Жена открыла кошелек. Увы, в ту пору мы были очень бедными. Пришлось искать крольчатину подешевле.
Мы нашли ее у улыбчивой дородной продавщицы.
– Берите, берите, не пожалеете, – запела она над разложенными по прилавку тушками с синими штампами ветконтроля, – лучше крольчатины мяса нет… сами выращиваем… во Владимирской области…
Не успели мы отдать деньги, как возле нас возникла другая продавщица – маленькая юркая женщина в серо-белом переднике и малиновом берете. Она занимала место за прилавком напротив.
– А кролика не желаете? – задала она странный вопрос.
– Зачем нам второй? – недоумевая ответил я и в ту же секунду заметил, что наша добродушная продавщица стоит с онемелым кирпичным лицом. Глядя на малиновый берт, она зловеще процедила:
– А ну пошла отсюда!..
Маленькая продавщица попятилась:
– Да что ты, что ты, подруга? Я просто так…
Но дело было сделано, и жена смекнула:
– Так это не кролик? – вытянула она руки с лежащей на них тушкой.
– Кролик, кролик, – испуганно подтвердил малиновый берет и исчез.
Всю обратную дорогу нас изводили сомнения.
Придя домой, мы позвонили теще.
– А вы посмотрите, на лапке кусочек шерстки должен быть. У кролей всегда там шкурку оставляют, чтобы люди знали, что покупают. Нет шерстки? Тогда это либо нутрия, либо кошка, – сразила нас наповал всезнающая мать моей жены. – Нутрия, – продолжала она, – это такая большая крыса, ну а кошка… это кошка.
Для меня было очевидно: ни то, ни другое я есть не стану.
И все-таки хотелось знать, что же продала нам добрая женщина из Владимирской области. Задача решалась методом исключения, потому что на диване спала домашняя любимица Дашка. Решив сравнить бедренную часть ее задней лапы и неизвестного животного, я приложил одно к другому и увидел, что Дашкина лапа значительно крупней.
– Хватит кошку мучить, – сказала жена. – Видишь же, штамп ветеринарного контроля стоит. Они что там, крольчатину от кошатины отличить не могут?
По всему выходило, что приобрели мы нутрию.
– Знаешь, дорогая, мне от этого не легче.
– Пока ты тут Дашку третировал, я опять маме позвонила. Она сказала, что нутрий едят. Их даже специально разводят. У них мясо еще нежнее кроличьего.
– Нет уж, уволь. Крысятину я есть не буду.

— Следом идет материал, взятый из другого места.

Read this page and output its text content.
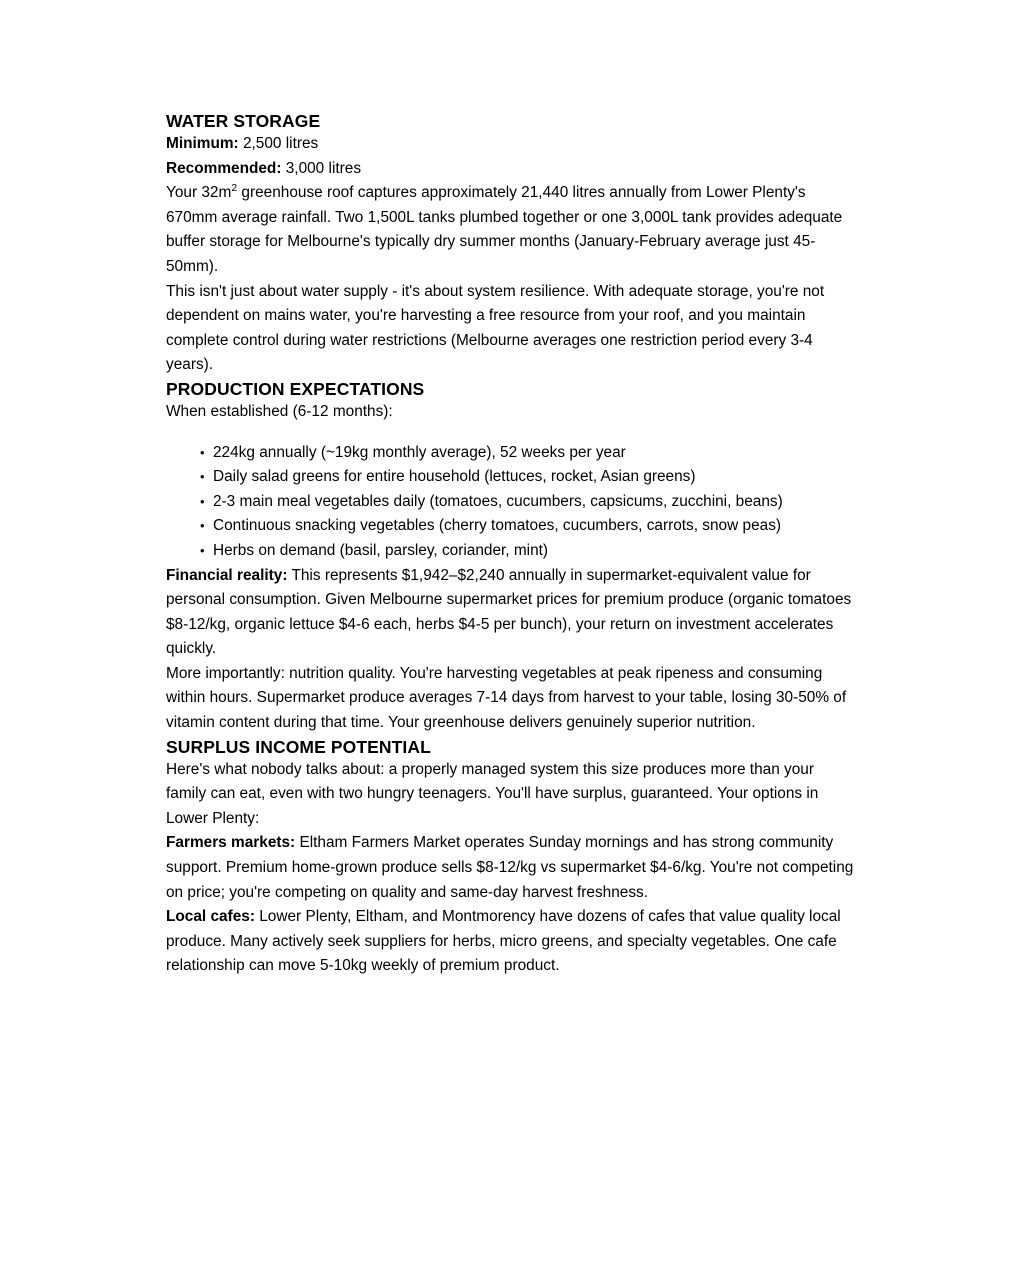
WATER STORAGE

Minimum: 2,500 litres

Recommended: 3,000 litres

Your $32m^2$ greenhouse roof captures approximately 21,440 litres annually from Lower Plenty's 670mm average rainfall. Two 1,500L tanks plumbed together or one 3,000L tank provides adequate buffer storage for Melbourne's typically dry summer months (January-February average just 45-50mm).

This isn't just about water supply - it's about system resilience. With adequate storage, you're not dependent on mains water, you're harvesting a free resource from your roof, and you maintain complete control during water restrictions (Melbourne averages one restriction period every 3-4 years).

PRODUCTION EXPECTATIONS

When established (6-12 months):

• 224kg annually (~19kg monthly average), 52 weeks per year
• Daily salad greens for entire household (lettuces, rocket, Asian greens)
• 2-3 main meal vegetables daily (tomatoes, cucumbers, capsicums, zucchini, beans)
• Continuous snacking vegetables (cherry tomatoes, cucumbers, carrots, snow peas)
• Herbs on demand (basil, parsley, coriander, mint)

Financial reality: This represents $1,942–$2,240 annually in supermarket-equivalent value for personal consumption. Given Melbourne supermarket prices for premium produce (organic tomatoes $8-12/kg, organic lettuce $4-6 each, herbs $4-5 per bunch), your return on investment accelerates quickly.

More importantly: nutrition quality. You're harvesting vegetables at peak ripeness and consuming within hours. Supermarket produce averages 7-14 days from harvest to your table, losing 30-50% of vitamin content during that time. Your greenhouse delivers genuinely superior nutrition.

SURPLUS INCOME POTENTIAL

Here's what nobody talks about: a properly managed system this size produces more than your family can eat, even with two hungry teenagers. You'll have surplus, guaranteed. Your options in Lower Plenty:

Farmers markets: Eltham Farmers Market operates Sunday mornings and has strong community support. Premium home-grown produce sells $8-12/kg vs supermarket $4-6/kg. You're not competing on price; you're competing on quality and same-day harvest freshness.

Local cafes: Lower Plenty, Eltham, and Montmorency have dozens of cafes that value quality local produce. Many actively seek suppliers for herbs, micro greens, and specialty vegetables. One cafe relationship can move 5-10kg weekly of premium product.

– Дело хозяйское, – сказала жена и пошла за кулинарной книгой времен культа личности.
Через некоторое время до комнаты, где я сидел перед телевизором, докатилась волна необыкновенного аромата. Я знал, что жена вкусно готовит, не сомневался, что и сейчас у нее все прекрасно получится. Вопрос состоял в том, как удержаться мне, чтобы я не смог сам себе сказать: «Я ел крысу».
Но ароматы все наплывали и наплывали… «А ты ничего себе и не говори», – не в силах терпеть, отринул я внутреннее табу и вышел на кухню.
– Нутрия по-сталински! – объявила жена, выставляя утятницу из духовки. – Может, все-таки поешь?